Ninety percent of people used unattended retail as much or more during the pandemic according to a recent survey by Cantaloupe Systems Inc., a digital payments and software services company that provides end-to-end technology solutions for the unattended retail market, according to a press release.

However, according to the survey, younger consumers were the most likely to increase usage during that period. Nearly a quarter (23%) of respondents between the age of 18 and 34 said that the pandemic increased their usage of unattended retail, compared to 18% of 35- to 54-year-olds, and only 4% of respondents over 55 years of age.

Nearly half of consumers who increased usage in unattended retail during the pandemic cited speed (49%), social distancing (49%) and convenience (47%) as reasons for the increase. Sixty-eight percent noted it is important to have a touchless option post-pandemic.

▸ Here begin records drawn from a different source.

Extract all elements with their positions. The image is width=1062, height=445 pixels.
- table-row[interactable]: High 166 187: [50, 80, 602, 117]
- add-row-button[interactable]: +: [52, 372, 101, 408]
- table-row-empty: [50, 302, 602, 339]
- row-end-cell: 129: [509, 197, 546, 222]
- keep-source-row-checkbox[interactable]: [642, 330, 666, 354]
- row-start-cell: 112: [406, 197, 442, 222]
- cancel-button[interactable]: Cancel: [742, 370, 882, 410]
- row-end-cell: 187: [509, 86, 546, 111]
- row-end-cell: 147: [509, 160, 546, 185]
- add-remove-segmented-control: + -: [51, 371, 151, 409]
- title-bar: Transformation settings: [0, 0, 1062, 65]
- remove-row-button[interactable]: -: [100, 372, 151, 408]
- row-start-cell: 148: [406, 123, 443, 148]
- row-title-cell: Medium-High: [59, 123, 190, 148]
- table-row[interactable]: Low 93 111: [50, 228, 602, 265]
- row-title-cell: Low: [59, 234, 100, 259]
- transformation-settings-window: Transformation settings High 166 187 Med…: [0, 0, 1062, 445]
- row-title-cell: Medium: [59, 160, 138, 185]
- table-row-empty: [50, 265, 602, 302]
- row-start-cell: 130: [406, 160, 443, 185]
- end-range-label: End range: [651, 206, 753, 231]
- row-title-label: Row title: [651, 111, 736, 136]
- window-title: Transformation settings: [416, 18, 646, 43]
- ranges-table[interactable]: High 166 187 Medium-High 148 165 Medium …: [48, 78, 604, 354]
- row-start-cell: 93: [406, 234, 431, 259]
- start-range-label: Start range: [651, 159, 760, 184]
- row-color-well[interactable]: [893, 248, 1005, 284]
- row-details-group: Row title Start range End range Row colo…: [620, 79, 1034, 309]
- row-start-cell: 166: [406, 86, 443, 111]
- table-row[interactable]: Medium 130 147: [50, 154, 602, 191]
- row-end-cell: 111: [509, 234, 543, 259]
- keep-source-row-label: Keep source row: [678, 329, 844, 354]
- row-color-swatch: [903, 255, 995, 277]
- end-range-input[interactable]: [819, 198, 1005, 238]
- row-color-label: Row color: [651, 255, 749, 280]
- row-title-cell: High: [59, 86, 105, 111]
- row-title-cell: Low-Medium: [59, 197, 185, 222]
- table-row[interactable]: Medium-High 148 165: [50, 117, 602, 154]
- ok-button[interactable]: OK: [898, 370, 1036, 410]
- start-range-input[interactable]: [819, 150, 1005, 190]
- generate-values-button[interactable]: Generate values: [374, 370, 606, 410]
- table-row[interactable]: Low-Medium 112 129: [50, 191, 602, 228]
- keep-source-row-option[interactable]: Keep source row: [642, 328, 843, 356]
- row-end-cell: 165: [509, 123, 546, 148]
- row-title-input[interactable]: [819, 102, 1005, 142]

Forty-one percent of respondents who purchased an item through an unattended channel in the three months prior to the survey said unattended options make them more likely to shop in a retailer's other channels in the future.

Other findings include:

  • While debit and credit are the most preferred payment method overall (67%), 19% preferred cash, and 12% preferred payment apps like Venmo, Google Pay and others. Among those respondents between 18-34, 25% prefer cash. This compares to only 11% of participants 55 and over.
  • Eighty-two percent of consumers have some interest in purchasing non-traditional items from a vending machine, and the increase has grown significantly since 2019. Clothing showed the greatest 2-year increase with 70% of respondents interested in purchasing these items now, versus only 55% in 2019. Health and beauty showed a significant increase as well with 71% in 2021 versus 64% in 2019.
  • Sixty percent of respondents (versus 49% in 2019) noted the speed of unattended retail was driving usage overall with 45% of respondents noting that not having to talk to a store employee and having shorter lines were also key drivers compared to 35% in 2019.